A lot of people might wonder this when they haven't heard of Nourishing Traditions, the Weston A. Price Foundation, or other sources of information that challenge commonly held pseudo-nutritional beliefs. Here's a little bit of information: the diets of your great-grandparents were much healthier than ours today, not just because they didn't eat as many pesticides and chemicals. They ate food full of lard, tallow, butter, and coconut oil. The modern industrial diet today includes more monosaturated fats, such as corn oil, rapeseed (canola) oil, and soybean oil. These are some of the most common oils in the modern U.S. diet, and each has its issues: corn oil can come from GMOs and can cause bone density loss, canola oil comes from a toxic plant and goes through many chemical processes to make it fit for human consumption. (It's also registered by the EPA as a pesticide). The last one is common as an ingredient in processed foods. Soybean oil has all the bad characteristics of soy: it's difficult for many to digest, it causes a spike in estrogen production (in both males and females), and it can be a factor in cancer or IBS. Basically, your best bets for fat are to try to eat like your great-grandparents. That's where making lard comes in.

The Process:

So far, I've tried three different ways of making lard: on the stove, in the oven, and in the crock pot. The crock pot batch was the last, so that's the one recording first.
  1. First, it really helps to have some equipment:

    Last time I made lard, I used just a cleaver to cut up the fat. This time, the food processor saved my hand, even though I still had to chop up the larger slabs of fat.
  2. Put all the fat into the crock pot on low heat, and let it cook for a really long time: 8-12 hours (depending on how hot your food processor is). What you're looking for is the fat to leach out of the structure of the cells and leave behind cracklings. You'll also smell it--a sweet, cloying pork smell. It's not the greatest, and it seems to be worse in the crock pot than on the stove or in the oven.
  3. Once your fat is rendered, you've got to remove the cracklings from the lard. It's easiest to do this by first dipping out the lard that you can, and straining it through a piece a clean rag. I've found that cheesecloth isn't fine enough and lets some sediment through, so I like to use a piece of old sheeting. (I also like that I can throw it away afterward, guilt-free.)
  4. Many folks will be content with packaging up the lard now, but I take one more step. There are still some protein fibers floating around in the lard, so I like to clarify it. All that means is that I add some water to the liquid lard--usually about 2 cups--and stir it around. I then put it in the fridge to harden. The water will pull the proteins to the bottom of the fat, and what's on top will better quality.
  5. If you don't feel like going through the last step, package up the lard into the containers you wish to use, and refrigerate or freeze. If you did do step four, take it out of the fridge, cut it up into smaller chunks, trying to leave out the protein bits. Usually, when you're down to half a container, the big lard "chunk" will come out of the water on its own; you can then scrape off the proteins on the bottom.
  6. I like to divide my lard into the right portions for biscuits, since that's what I use it for most often. I also freeze lard, since it will keep in the refrigerator for three months and in the freezer for over a year.
On the Stove:

Put the lard from the food processor in a large stock pot along with 1-2 cups of water. The water keeps the lard from burning or catching on fire. Just like the crock pot method, put the lard on the lowest heat, cover, and let cook for 8-12 hours.

In the Oven:
Put the lard on a rimmed cookie sheet or oven-proof pan. Warm the oven to 250-275 degrees and put the fat into the oven.  Let render for 3-6 hours, checking every thirty minutes or so to pour off the already rendered lard.
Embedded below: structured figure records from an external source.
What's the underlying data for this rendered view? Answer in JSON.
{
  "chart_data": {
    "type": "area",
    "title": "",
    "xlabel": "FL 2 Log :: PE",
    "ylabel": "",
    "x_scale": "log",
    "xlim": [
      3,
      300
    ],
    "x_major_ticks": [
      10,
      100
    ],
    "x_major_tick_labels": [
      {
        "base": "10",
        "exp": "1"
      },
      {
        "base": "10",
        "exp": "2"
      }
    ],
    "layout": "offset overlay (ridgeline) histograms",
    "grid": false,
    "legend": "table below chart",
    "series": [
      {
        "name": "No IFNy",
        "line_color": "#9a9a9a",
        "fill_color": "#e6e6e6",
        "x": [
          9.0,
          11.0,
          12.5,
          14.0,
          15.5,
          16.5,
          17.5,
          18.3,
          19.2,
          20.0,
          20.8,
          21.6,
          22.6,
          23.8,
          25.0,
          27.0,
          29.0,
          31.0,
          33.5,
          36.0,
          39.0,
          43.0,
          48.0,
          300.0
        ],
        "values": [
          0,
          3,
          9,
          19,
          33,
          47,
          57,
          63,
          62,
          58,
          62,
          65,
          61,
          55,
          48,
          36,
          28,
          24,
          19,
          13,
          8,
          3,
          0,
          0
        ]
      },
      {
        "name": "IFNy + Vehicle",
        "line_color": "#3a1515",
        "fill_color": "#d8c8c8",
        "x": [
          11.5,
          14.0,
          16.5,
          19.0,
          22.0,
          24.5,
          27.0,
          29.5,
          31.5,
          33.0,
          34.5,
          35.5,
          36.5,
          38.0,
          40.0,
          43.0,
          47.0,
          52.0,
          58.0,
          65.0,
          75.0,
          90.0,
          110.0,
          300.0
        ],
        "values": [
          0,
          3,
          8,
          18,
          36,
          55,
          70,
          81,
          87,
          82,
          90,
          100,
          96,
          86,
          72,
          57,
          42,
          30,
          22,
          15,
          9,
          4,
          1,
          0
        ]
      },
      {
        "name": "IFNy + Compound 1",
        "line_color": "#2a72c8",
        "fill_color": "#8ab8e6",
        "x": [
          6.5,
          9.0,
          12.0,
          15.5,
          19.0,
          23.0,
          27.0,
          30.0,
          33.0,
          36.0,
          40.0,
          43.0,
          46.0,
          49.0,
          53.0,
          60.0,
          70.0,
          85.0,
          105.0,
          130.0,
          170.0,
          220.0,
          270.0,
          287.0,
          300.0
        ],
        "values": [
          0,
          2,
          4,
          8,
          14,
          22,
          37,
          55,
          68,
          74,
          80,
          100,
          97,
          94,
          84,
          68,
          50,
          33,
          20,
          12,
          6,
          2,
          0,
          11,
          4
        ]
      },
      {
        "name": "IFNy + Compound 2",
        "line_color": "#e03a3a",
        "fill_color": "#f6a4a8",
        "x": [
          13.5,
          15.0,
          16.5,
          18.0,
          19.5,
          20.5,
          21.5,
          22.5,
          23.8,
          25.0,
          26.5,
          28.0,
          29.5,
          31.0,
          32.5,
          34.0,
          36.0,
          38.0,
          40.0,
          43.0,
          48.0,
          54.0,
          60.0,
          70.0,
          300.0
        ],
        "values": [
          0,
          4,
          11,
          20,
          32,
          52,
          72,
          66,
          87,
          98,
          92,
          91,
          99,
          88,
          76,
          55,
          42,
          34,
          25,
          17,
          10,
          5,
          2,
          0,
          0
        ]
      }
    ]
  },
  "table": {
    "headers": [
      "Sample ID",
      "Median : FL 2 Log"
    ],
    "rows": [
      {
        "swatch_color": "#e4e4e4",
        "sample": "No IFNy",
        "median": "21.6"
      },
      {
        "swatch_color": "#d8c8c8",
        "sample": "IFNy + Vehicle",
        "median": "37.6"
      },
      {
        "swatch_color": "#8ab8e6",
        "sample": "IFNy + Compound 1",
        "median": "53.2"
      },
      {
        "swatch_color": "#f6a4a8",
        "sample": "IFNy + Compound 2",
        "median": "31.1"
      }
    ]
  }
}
So, which method do I like the best? After doing the crock pot and stove methods and finishing with the oven method, I think the oven method will be my go-to one from now on. It smells less, it seems like it's less clean-up, and the whole process seems more contained.

Of course, if this sounds like too much work you can do what my sister does: she buys lard and tallow (among other things) from US Wellness Meats.